La oquedad, localizada a ocho metros de profundidad, podría tratarse de un espacio con fines rituales, informó la doctora Verónica Ortega, directora del Proyecto de Conservación Integral de la Plaza de la Luna.

“En las exploraciones efectuadas a finales de los años ochenta del siglo pasado, a través de túneles excavados en el cuerpo de la pirámide, los arqueólogos Rubén Cabrera y Saburo Sugiyama encontraron esqueletos de individuos con deformación craneal, como en el área maya, y diversos objetos de piedra verde (collares, figuras antropomorfas hechas con mosaicos), por lo que no es difícil pensar que algo similar se podría encontrar en el subsuelo”, precisó.

Apuntó que la investigación, más que estar enfocada en encontrar una cámara funeraria, gira en torno al espacio ritual vinculado con el inframundo que le dio sacralidad a la antigua urbe.

“Estos grandes complejos ofrendatorios constituyen el núcleo sagrado de la ciudad de Teotihuacán, por lo que toda la gente la consideraba la meca de la civilización, de ahí que lo que se pueda hallar en su interior podrá ayudar a desentrañar las relaciones que tuvo esta antigua metrópoli con otras regiones de Mesoamérica”.

La subdirectora técnica de la Zona Arqueológica de Teotihuacan explicó que una exploración de la cámara también ayudará a saber si cada uno de los principales edificios tuvo un contacto específico con una determinada región de Mesoamérica, por ejemplo, el Templo de la Serpiente Emplumada, donde se encontraron materiales marinos que muestran su relación con El Caribe y  la Costa del Golfo.

El hallazgo de la cámara y del túnel es resultado de un estudio de resistividad eléctrica, efectuado alrededor de la Pirámide de la Luna en junio de 2017, por expertos del INAH y un equipo de especialistas del Instituto de Geofísica de la Universidad Nacional Autónoma de México, pero es hasta ahora que se dan a conocer los resultados del estudio.

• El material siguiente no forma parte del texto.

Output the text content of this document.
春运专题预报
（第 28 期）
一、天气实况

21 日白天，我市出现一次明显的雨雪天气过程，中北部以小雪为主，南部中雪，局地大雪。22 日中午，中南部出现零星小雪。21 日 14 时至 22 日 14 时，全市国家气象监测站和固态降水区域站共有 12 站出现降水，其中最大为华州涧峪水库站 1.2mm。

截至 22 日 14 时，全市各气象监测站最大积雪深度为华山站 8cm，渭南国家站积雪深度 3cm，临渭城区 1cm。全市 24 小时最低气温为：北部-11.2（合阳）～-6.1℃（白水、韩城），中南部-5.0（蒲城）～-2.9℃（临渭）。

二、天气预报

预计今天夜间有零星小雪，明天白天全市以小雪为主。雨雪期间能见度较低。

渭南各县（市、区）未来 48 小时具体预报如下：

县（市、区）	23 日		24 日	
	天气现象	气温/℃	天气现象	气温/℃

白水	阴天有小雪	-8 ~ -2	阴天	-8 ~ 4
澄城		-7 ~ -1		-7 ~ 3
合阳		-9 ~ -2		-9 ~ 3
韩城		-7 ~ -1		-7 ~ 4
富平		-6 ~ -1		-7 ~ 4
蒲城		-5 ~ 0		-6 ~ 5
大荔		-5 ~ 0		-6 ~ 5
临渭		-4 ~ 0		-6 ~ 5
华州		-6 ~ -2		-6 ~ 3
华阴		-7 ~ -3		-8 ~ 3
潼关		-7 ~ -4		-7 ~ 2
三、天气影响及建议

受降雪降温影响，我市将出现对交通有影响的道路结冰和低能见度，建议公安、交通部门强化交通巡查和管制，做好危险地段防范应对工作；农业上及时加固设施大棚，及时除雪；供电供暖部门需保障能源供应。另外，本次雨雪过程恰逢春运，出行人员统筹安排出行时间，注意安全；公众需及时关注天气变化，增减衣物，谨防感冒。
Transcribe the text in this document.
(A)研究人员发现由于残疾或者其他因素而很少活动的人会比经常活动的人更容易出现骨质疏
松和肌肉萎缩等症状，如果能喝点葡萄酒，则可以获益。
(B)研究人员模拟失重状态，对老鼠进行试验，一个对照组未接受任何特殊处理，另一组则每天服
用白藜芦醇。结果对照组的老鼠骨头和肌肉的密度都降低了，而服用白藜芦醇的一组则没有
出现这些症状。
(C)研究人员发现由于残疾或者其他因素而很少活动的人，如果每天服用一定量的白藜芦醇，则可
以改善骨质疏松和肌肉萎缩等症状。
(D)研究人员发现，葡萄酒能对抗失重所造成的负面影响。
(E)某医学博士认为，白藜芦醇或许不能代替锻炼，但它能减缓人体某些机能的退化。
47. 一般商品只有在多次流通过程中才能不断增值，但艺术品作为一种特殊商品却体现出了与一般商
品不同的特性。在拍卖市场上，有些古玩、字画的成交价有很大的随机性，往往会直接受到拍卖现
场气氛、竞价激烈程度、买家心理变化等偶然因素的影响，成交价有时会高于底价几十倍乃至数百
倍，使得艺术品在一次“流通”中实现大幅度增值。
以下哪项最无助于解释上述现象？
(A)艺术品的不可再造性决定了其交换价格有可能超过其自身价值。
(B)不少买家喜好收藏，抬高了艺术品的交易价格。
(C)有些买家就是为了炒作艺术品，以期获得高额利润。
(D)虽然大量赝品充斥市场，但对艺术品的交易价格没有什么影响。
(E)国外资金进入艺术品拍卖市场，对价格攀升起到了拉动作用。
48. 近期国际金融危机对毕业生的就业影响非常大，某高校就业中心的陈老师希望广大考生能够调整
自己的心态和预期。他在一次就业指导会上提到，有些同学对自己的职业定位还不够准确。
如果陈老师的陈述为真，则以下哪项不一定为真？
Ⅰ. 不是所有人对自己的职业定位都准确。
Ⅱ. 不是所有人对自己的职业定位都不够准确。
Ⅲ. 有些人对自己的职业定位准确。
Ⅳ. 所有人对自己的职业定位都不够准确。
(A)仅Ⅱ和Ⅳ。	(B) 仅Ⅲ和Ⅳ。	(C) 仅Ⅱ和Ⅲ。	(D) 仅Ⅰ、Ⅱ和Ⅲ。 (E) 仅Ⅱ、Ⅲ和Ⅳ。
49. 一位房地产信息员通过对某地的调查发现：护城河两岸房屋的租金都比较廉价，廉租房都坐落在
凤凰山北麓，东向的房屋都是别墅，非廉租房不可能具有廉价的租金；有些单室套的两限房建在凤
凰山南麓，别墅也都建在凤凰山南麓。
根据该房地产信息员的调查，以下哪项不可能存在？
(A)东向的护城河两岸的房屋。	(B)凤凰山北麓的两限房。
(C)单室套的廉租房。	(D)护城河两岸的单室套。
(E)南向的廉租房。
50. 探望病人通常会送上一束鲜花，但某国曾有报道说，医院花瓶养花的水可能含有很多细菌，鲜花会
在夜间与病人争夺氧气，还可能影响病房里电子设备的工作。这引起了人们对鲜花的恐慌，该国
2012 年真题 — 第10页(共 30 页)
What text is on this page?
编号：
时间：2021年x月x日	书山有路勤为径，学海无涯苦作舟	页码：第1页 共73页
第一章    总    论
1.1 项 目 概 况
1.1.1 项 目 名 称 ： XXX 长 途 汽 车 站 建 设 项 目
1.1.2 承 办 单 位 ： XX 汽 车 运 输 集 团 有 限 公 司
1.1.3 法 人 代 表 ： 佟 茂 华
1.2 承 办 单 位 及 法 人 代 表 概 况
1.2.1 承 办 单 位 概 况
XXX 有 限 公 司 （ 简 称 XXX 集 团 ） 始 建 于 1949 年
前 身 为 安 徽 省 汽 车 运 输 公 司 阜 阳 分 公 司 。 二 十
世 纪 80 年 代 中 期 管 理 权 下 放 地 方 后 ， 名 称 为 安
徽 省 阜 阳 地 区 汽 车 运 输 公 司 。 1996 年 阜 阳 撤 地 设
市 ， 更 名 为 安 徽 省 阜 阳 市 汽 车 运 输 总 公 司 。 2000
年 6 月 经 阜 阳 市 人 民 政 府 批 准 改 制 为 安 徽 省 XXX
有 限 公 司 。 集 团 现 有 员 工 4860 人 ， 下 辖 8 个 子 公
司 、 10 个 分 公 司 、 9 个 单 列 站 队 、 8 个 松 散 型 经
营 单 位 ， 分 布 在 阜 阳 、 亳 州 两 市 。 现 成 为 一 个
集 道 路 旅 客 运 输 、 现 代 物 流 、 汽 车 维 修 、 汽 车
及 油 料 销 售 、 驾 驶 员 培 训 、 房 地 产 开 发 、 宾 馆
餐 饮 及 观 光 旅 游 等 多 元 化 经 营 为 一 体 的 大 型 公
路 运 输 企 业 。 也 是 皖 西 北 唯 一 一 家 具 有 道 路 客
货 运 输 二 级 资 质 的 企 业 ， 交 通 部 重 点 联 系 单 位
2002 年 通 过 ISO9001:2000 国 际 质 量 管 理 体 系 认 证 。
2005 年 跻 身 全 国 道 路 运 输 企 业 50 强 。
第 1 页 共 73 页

Desde 2015,  la doctora Ortega lleva a cabo el Proyecto de Conservación Integral de la Plaza de la Luna, el cual inició con un trabajo de prospección con georradar en la superficie y el subsuelo de la plaza, donde se encontraron grandes fosas en el tepetate y, en su interior, cantos de río y estelas de piedra verde que representan un código simbólico y unen la parte subterránea (el inframundo) con el plano celeste.

En el altar central de la Plaza de la Luna se identificaron dos canales en el norte y sur de las escalinatas, y en 2017 se hizo un trabajo en colaboración con el Instituto de Geofísica de la UNAM, que consistió en un estudio de resistividad eléctrica y una tomografía eléctrica en la Pirámide de la Luna con los que se identificaron la fosa y el túnel.